La Meuse s’appuie par ailleurs sur une tradition ouvrière discrète, mais ancienne. Annoncé en janvier dernier, le regroupement à Ligny-en-Barrois de la fabrication des verres spéciaux d’Essilor tient à des raisons historiques. L’usine de lunettes fondée en 1850 constitue en effet le berceau du leader mondial des verres ophtalmique. Le site emploie aujourd’hui 160 salariés dont 90, regroupés au sein du SL Lab, répondent aux besoins des porteurs de troubles visuels les plus complexes dans le monde entier.

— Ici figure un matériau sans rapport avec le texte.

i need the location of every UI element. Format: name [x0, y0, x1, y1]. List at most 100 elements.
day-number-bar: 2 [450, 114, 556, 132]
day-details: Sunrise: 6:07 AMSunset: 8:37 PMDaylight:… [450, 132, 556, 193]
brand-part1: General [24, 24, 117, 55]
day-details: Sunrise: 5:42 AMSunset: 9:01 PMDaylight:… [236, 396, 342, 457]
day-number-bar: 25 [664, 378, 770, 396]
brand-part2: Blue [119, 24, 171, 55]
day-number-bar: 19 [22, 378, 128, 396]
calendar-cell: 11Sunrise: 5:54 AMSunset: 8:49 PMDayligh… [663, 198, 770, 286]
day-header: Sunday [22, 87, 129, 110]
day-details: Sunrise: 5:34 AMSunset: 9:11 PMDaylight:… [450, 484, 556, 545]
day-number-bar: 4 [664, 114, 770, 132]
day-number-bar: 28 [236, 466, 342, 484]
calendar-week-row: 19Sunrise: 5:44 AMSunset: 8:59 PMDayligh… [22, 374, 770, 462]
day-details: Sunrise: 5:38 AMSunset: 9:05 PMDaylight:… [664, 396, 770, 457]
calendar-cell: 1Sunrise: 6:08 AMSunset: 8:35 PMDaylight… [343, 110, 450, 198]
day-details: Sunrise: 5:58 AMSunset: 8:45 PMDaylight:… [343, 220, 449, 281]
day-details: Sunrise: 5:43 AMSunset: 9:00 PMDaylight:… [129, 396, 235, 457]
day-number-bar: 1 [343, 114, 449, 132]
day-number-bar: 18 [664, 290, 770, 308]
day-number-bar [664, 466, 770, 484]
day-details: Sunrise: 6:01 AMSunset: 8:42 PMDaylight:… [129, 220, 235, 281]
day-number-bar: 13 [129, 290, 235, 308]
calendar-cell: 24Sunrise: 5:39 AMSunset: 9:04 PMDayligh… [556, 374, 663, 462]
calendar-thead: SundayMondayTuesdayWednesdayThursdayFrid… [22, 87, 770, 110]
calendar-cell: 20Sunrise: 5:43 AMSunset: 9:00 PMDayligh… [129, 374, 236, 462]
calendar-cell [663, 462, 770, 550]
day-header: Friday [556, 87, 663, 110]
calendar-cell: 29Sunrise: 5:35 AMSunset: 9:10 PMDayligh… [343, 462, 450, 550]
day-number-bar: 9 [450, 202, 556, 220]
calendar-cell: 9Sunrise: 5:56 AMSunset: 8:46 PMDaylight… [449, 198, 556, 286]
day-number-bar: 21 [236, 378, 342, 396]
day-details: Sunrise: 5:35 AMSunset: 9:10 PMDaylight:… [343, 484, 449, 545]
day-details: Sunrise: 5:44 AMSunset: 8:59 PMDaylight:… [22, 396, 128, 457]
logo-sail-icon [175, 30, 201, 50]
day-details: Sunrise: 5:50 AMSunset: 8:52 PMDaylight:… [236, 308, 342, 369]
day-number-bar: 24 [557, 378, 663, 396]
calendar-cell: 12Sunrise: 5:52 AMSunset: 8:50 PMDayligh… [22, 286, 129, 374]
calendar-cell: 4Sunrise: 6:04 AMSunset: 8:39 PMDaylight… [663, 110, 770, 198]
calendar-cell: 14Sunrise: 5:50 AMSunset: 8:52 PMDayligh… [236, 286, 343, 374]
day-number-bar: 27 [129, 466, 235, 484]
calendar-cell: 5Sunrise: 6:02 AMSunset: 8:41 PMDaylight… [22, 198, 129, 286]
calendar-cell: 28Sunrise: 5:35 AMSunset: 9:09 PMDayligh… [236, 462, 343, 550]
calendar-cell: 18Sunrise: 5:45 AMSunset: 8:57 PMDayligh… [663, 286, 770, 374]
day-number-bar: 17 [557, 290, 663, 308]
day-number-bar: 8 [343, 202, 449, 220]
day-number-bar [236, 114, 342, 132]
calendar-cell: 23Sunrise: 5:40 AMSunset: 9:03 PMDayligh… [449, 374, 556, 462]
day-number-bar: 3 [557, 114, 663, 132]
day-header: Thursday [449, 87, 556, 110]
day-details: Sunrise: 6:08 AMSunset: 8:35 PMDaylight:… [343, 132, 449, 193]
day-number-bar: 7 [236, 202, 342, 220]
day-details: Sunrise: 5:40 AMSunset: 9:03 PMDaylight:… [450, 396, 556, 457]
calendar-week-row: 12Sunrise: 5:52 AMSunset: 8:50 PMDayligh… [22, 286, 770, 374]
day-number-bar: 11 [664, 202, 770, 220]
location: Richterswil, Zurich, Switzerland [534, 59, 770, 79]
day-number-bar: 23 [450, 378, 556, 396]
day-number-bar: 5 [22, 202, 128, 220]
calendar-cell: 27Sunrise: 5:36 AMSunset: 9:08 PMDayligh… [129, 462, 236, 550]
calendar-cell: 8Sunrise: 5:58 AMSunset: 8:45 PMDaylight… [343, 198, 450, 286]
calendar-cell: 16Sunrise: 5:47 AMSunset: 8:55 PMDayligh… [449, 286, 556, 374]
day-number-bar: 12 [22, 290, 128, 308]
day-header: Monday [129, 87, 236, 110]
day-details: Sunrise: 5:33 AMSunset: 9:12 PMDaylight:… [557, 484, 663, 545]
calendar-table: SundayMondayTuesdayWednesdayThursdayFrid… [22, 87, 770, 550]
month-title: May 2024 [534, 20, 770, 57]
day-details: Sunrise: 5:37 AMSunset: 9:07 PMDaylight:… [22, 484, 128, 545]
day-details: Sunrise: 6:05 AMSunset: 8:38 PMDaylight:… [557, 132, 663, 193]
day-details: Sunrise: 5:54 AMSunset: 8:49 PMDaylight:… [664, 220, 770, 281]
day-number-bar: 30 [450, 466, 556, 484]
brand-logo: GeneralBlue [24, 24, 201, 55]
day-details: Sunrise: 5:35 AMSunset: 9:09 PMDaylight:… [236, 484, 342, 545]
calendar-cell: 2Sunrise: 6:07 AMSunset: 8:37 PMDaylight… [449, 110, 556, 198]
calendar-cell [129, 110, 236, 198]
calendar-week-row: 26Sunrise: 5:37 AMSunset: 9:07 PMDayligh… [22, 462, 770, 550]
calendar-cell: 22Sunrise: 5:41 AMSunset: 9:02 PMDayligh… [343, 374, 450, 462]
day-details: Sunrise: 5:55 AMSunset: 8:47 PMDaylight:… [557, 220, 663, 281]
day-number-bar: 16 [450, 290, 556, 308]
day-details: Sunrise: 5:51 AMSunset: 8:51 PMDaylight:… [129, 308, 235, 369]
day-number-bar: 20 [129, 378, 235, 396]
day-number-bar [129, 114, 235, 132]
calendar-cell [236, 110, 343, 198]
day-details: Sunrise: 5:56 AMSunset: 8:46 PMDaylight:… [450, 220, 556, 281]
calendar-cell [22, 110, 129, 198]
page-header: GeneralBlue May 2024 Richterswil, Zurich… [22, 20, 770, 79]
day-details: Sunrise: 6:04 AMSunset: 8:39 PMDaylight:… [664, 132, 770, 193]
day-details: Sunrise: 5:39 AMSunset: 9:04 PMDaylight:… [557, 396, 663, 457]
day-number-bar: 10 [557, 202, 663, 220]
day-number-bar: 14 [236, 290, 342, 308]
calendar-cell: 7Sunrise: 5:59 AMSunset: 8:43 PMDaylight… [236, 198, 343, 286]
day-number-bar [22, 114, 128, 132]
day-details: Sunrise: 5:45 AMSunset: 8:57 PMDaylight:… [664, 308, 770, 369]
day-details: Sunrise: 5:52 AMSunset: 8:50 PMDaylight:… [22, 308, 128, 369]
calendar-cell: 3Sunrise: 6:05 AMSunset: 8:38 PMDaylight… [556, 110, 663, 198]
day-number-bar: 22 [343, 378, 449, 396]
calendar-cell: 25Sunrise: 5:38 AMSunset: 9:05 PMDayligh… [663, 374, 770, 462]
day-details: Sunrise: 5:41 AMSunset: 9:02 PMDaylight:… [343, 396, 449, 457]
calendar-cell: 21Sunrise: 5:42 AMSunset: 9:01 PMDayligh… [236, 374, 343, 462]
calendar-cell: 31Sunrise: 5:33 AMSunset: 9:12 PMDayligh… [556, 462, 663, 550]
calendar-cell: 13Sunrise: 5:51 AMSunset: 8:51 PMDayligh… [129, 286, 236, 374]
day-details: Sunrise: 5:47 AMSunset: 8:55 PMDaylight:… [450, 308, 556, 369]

Conjuguant tradition artisanale et technologie de pointe, le site n’a jamais pâti de sa situation excentrée.
Le chiffre
1 heure. C’est la durée qui sépare la gare Meuse TGV de la gare de l’Est à Paris et de l’aéroport de Roissy-Charles de Gaulle en liaison directe.
Le plus gros chantier d’Europe se précise près de Bure
Aucun projet industriel récent ne présente de lien direct avec Cigéo, le centre d’enfouissement de déchets hautement radioactifs que l’Andra se propose d’implanter à proximité de son laboratoire de Bure, dans le sud meusien. Mais le projet, dont le coût pourrait atteindre 35 millions d’euros, intéresse au plus haut point les majors du BTP. L’Andra sollicitera l’autorisation du projet en 2017 et espère démarrer le chantier un démarrage du chantier en 2020. Pour l’heure, les mesures d’accompagnement accordées à la Meuse et à la Haute-Marne ont fait émerger plusieurs investissements dont les centres de stockage, d’archivage et de maintenance d’EDF et le démonstrateur de biocarburants Syndièse à Saint-Dizier.